As someone who has struggled with IBS for many years, I was relieved when I found out about the low FODMAP diet. Throughout my high schooling, I thought that having an upset stomach was “normal” and constantly feeling tired and like my head was in a giant cloud was just me being a typical teen. It wasn’t until I went to University that firstly, I realised these symptoms were not normal and secondly, I began to suspect that the symptoms may have been triggered by dietary factors.

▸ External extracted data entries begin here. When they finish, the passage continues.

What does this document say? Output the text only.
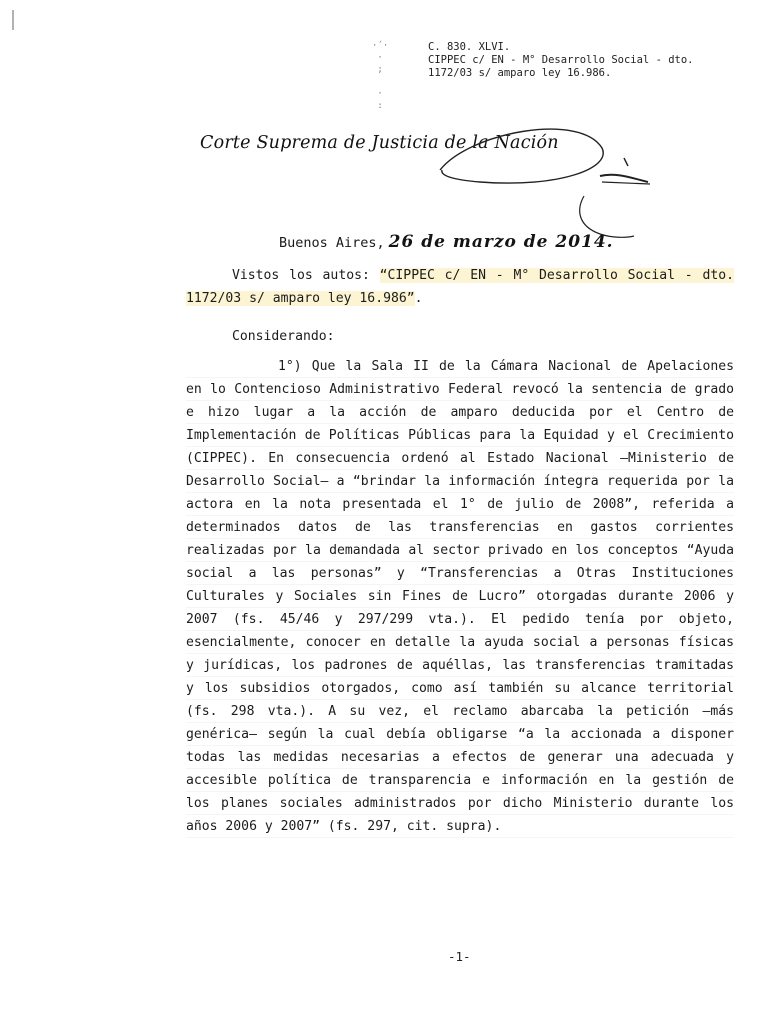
·´·
·
;

·
:
C. 830. XLVI.
CIPPEC c/ EN - M° Desarrollo Social - dto.
1172/03 s/ amparo ley 16.986.
Corte Suprema de Justicia de la Nación
Buenos Aires, 26 de marzo de 2014.
Vistos los autos: “CIPPEC c/ EN - M° Desarrollo Social - dto. 1172/03 s/ amparo ley 16.986”.
Considerando:
1°) Que la Sala II de la Cámara Nacional de Apelaciones en lo Contencioso Administrativo Federal revocó la sentencia de grado e hizo lugar a la acción de amparo deducida por el Centro de Implementación de Políticas Públicas para la Equidad y el Crecimiento (CIPPEC). En consecuencia ordenó al Estado Nacional —Ministerio de Desarrollo Social— a “brindar la información íntegra requerida por la actora en la nota presentada el 1° de julio de 2008”, referida a determinados datos de las transferencias en gastos corrientes realizadas por la demandada al sector privado en los conceptos “Ayuda social a las personas” y “Transferencias a Otras Instituciones Culturales y Sociales sin Fines de Lucro” otorgadas durante 2006 y 2007 (fs. 45/46 y 297/299 vta.). El pedido tenía por objeto, esencialmente, conocer en detalle la ayuda social a personas físicas y jurídicas, los padrones de aquéllas, las transferencias tramitadas y los subsidios otorgados, como así también su alcance territorial (fs. 298 vta.). A su vez, el reclamo abarcaba la petición —más genérica— según la cual debía obligarse “a la accionada a disponer todas las medidas necesarias a efectos de generar una adecuada y accesible política de transparencia e información en la gestión de los planes sociales administrados por dicho Ministerio durante los años 2006 y 2007” (fs. 297, cit. supra).
-1-
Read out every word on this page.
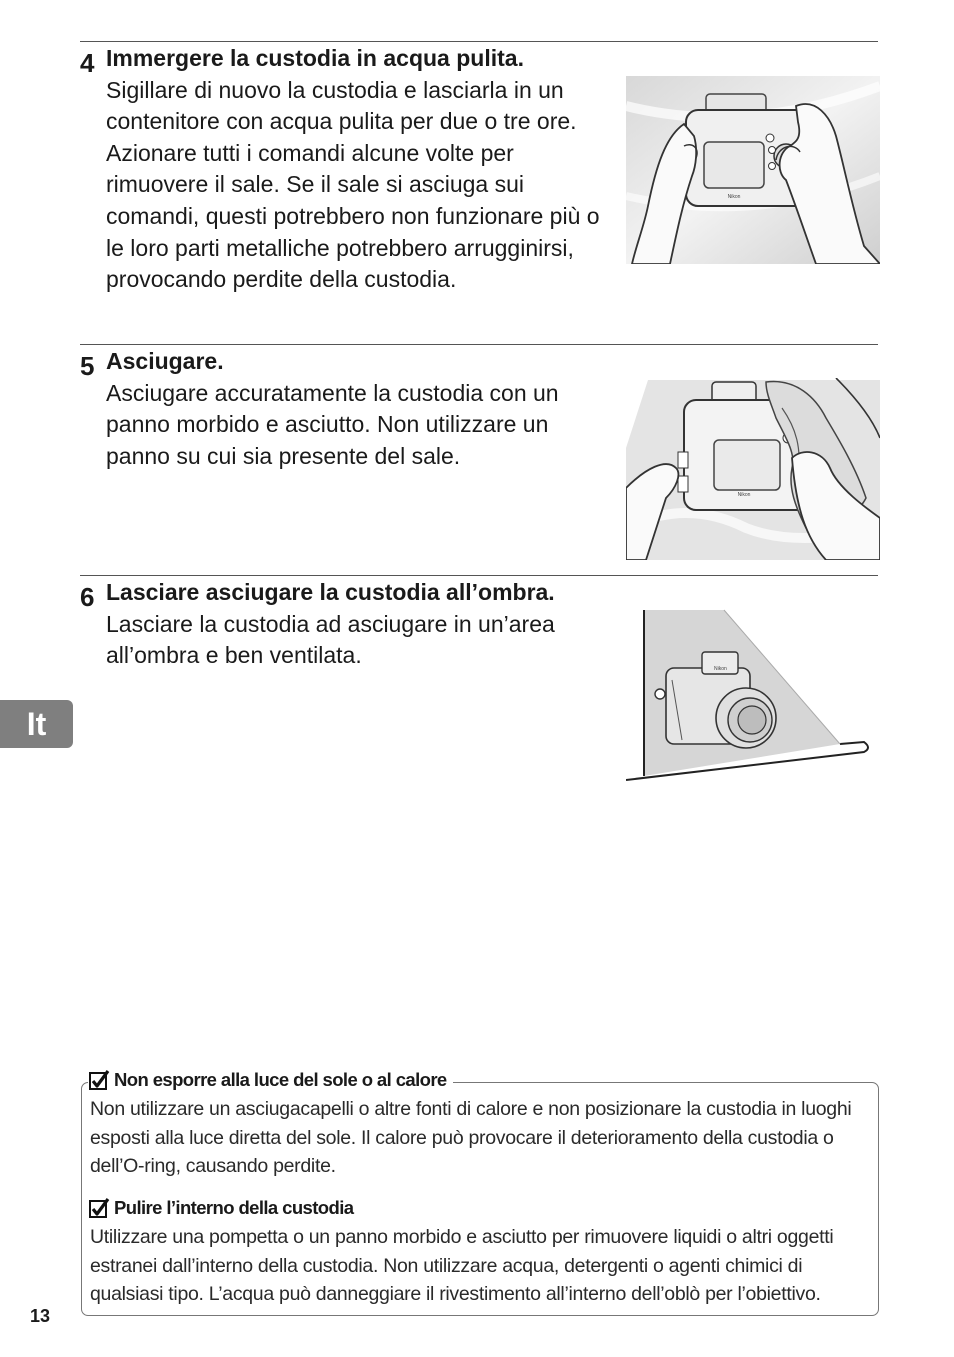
4 Immergere la custodia in acqua pulita.
Sigillare di nuovo la custodia e lasciarla in un contenitore con acqua pulita per due o tre ore. Azionare tutti i comandi alcune volte per rimuovere il sale. Se il sale si asciuga sui comandi, questi potrebbero non funzionare più o le loro parti metalliche potrebbero arrugginirsi, provocando perdite della custodia.
Nikon
5 Asciugare.
Asciugare accuratamente la custodia con un panno morbido e asciutto. Non utilizzare un panno su cui sia presente del sale.
Nikon
6 Lasciare asciugare la custodia all’ombra.
Lasciare la custodia ad asciugare in un’area all’ombra e ben ventilata.
Nikon
It
Non esporre alla luce del sole o al calore
Non utilizzare un asciugacapelli o altre fonti di calore e non posizionare la custodia in luoghi esposti alla luce diretta del sole. Il calore può provocare il deterioramento della custodia o dell’O-ring, causando perdite.
Pulire l’interno della custodia
Utilizzare una pompetta o un panno morbido e asciutto per rimuovere liquidi o altri oggetti estranei dall’interno della custodia. Non utilizzare acqua, detergenti o agenti chimici di qualsiasi tipo. L’acqua può danneggiare il rivestimento all’interno dell’oblò per l’obiettivo.
13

I subsequently underwent testing to rule out serious illnesses, including coeliac disease, all of which came back negative. As a last resort, my GP suggested I have a breath tests to check my tolerance of lactose and fructose. When I found that I malabsorbed both sugars, my GP then gave me a list of all fructose and lactose containing foods that he found on the internet and told me to “never eat these foods”. That was the problem solved as far as my GP was concerned. Having seen this doctor for most of my schooling life, I trusted his every word and followed a very restricted diet for three years. I felt anxious when I ate out and found growing up in a family where food was at our core very difficult. Increasingly, I felt that my highly restricted diet was difficult to follow and just not good enough for me.
This all changed when I read a magazine article about research into diet and gut health. This article sparked my interest in dietary research and health. At a similar time, my dad discovered that he had the same food intolerances as I did and after consultation with a dietitian, we became aware of the low FODMAP diet. Importantly, we discovered that foods should not be restricted for life, but rather reintroduced slowly to identify tolerance to specific FODMAPs. Over the next two years, I gradually tested my tolerance to new foods, reintroducing foods I was previously “not allowed”. This saw me find a much healthier diet that I could happily live with.
My personal interest in nutrition and food intolerances grew to the point that I decided to do further post graduate studies in Dietetics to better understand the complexities of food intolerances.